Vale ainda lembrar que as relações comerciais entre Angola e China são caracterizadas por uma complementaridade de interesses. Angola vende à China matéria-prima, o petróleo bruto, e a China vende a Angola produtos industriais acabados com maior valor agregado.

Deste modo o petróleo angolano tem tido um papel decisivo na reconstrução de Angola no pós-guerra. O país enfrenta agora o desafio de aproveitar os royalties do petróleo para investir em outros setores e assim diversificar sua economia. É um caminho complexo, passível de outras abordagens e que daria espaço a outro artigo. Por agora, ficamos por aqui, acreditando que possa ter sido possível compreender minimamente a importância deste recurso para o desenvolvimento de Angola, nas últimas duas décadas.

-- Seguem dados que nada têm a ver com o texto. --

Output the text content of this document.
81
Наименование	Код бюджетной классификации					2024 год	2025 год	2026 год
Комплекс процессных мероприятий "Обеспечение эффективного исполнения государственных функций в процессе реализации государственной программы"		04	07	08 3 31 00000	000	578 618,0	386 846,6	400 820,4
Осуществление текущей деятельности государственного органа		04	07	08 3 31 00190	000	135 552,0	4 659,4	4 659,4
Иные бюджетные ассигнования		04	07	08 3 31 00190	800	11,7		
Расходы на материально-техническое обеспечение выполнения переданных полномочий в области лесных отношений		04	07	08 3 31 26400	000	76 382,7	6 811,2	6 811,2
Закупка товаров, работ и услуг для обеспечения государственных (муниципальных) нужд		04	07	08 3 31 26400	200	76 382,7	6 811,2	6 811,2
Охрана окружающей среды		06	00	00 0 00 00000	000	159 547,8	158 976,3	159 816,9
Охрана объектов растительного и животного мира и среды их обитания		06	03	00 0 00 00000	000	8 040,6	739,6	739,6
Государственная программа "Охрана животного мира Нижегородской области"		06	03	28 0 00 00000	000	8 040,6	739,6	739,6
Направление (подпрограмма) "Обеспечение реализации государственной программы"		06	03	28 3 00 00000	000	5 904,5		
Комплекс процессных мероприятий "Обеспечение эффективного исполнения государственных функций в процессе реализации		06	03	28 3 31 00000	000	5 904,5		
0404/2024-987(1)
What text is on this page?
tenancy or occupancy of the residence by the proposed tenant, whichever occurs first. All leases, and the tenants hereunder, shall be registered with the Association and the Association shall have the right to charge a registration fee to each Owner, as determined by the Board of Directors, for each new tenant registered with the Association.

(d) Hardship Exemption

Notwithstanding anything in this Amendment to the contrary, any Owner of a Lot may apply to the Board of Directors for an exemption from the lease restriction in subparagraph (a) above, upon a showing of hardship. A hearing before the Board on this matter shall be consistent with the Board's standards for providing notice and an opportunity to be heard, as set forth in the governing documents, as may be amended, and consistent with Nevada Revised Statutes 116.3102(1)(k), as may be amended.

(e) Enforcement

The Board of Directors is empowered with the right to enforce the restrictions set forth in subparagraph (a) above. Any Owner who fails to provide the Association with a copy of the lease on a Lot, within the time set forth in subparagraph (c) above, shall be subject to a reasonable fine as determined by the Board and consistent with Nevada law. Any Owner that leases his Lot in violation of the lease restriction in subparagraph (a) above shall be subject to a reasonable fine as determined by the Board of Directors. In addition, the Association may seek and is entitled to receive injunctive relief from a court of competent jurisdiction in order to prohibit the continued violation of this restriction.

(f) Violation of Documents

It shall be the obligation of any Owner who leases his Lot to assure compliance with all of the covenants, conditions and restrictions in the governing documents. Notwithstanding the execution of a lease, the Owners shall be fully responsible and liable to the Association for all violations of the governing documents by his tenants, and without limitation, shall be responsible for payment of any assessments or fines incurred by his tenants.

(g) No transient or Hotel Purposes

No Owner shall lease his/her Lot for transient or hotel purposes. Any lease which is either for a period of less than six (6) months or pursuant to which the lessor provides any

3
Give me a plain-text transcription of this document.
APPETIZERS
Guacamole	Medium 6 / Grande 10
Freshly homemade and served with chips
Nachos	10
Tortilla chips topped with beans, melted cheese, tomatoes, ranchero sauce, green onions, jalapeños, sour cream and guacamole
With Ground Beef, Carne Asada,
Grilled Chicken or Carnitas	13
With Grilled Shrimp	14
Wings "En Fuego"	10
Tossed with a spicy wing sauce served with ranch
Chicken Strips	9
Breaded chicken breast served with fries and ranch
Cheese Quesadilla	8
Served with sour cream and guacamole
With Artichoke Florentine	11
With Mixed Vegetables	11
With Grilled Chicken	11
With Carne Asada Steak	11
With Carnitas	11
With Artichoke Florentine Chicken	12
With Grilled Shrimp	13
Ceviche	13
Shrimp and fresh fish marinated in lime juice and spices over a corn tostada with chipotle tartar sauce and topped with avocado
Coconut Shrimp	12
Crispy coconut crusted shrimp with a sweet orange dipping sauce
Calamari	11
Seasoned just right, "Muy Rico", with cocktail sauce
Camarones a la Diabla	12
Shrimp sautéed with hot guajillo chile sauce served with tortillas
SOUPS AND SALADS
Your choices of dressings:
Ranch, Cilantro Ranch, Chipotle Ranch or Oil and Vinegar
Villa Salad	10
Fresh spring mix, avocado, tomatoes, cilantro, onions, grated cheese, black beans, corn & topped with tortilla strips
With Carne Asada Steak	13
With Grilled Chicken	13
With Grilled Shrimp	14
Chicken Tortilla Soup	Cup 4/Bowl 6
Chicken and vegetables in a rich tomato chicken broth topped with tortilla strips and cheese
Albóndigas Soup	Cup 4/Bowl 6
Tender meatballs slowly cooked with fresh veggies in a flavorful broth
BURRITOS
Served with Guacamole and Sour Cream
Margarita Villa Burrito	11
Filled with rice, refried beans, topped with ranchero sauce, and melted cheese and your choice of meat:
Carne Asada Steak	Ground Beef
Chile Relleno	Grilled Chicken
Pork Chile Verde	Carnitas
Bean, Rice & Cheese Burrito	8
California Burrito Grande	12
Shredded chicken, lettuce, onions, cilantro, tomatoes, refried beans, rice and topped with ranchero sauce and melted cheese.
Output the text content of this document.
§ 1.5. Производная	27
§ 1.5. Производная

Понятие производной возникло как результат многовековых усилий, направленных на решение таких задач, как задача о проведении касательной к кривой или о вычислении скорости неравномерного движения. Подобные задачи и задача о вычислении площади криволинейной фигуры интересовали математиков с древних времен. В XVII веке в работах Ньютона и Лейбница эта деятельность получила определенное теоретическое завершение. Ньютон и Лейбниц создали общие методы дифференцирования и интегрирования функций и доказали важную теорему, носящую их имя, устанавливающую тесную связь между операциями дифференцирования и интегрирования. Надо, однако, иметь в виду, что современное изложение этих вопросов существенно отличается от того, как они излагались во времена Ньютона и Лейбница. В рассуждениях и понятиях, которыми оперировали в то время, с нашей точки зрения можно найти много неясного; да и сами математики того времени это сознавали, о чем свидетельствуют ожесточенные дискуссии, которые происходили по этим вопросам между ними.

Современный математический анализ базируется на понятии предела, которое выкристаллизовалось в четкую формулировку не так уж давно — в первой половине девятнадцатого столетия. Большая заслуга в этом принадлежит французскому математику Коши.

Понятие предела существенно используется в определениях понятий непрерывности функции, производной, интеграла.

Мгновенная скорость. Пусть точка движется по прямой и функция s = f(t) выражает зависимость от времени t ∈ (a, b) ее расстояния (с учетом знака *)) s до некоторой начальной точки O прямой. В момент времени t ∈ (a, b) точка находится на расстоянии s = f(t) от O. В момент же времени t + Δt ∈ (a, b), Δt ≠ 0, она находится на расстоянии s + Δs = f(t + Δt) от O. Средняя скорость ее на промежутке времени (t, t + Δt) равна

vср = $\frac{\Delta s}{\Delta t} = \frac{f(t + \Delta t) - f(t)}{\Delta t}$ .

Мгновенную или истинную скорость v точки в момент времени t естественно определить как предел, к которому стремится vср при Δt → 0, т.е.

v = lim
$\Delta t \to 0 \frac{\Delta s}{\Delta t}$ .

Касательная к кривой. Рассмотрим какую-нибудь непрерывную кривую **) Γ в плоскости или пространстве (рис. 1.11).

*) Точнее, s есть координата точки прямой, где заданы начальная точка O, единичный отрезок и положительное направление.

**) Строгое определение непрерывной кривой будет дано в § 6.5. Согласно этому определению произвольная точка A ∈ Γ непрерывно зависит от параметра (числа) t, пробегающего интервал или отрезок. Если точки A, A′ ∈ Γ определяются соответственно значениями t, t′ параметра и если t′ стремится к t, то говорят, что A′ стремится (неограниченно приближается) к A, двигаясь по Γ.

[1] Bráulio Sebastião André é Doutor pelo Instituto de Pesquisa em Planejamento Urbano e Regional da Universidade Federal do Rio de Janeiro – IPPUR/UFRJ. Doutorando em Economia Política Mundial pelo PPG/EPM da Universidade Federal do ABC. Professor de Planejamento e Política Regional, Ordenamento e Gestão do Território, Geopolítica e Geoestratégia do Território no Instituto Superior Politécnico Metropolitano de Angola – IMETRO e na Universidade Independente de Angola – UNIA. Coordenador do Núcleo de Pesquisa Observatório das Cidades e Regiões Africanas em Angola – OCRA/Angola. Pesquisador vinculado Coordenação de Aperfeiçoamento de Pessoal de Nível Superior – CAPES/Brasil e ao Ministério do Ensino Superior Ciência Tecnologia e Inovação de Angola – MESCTI/Angola.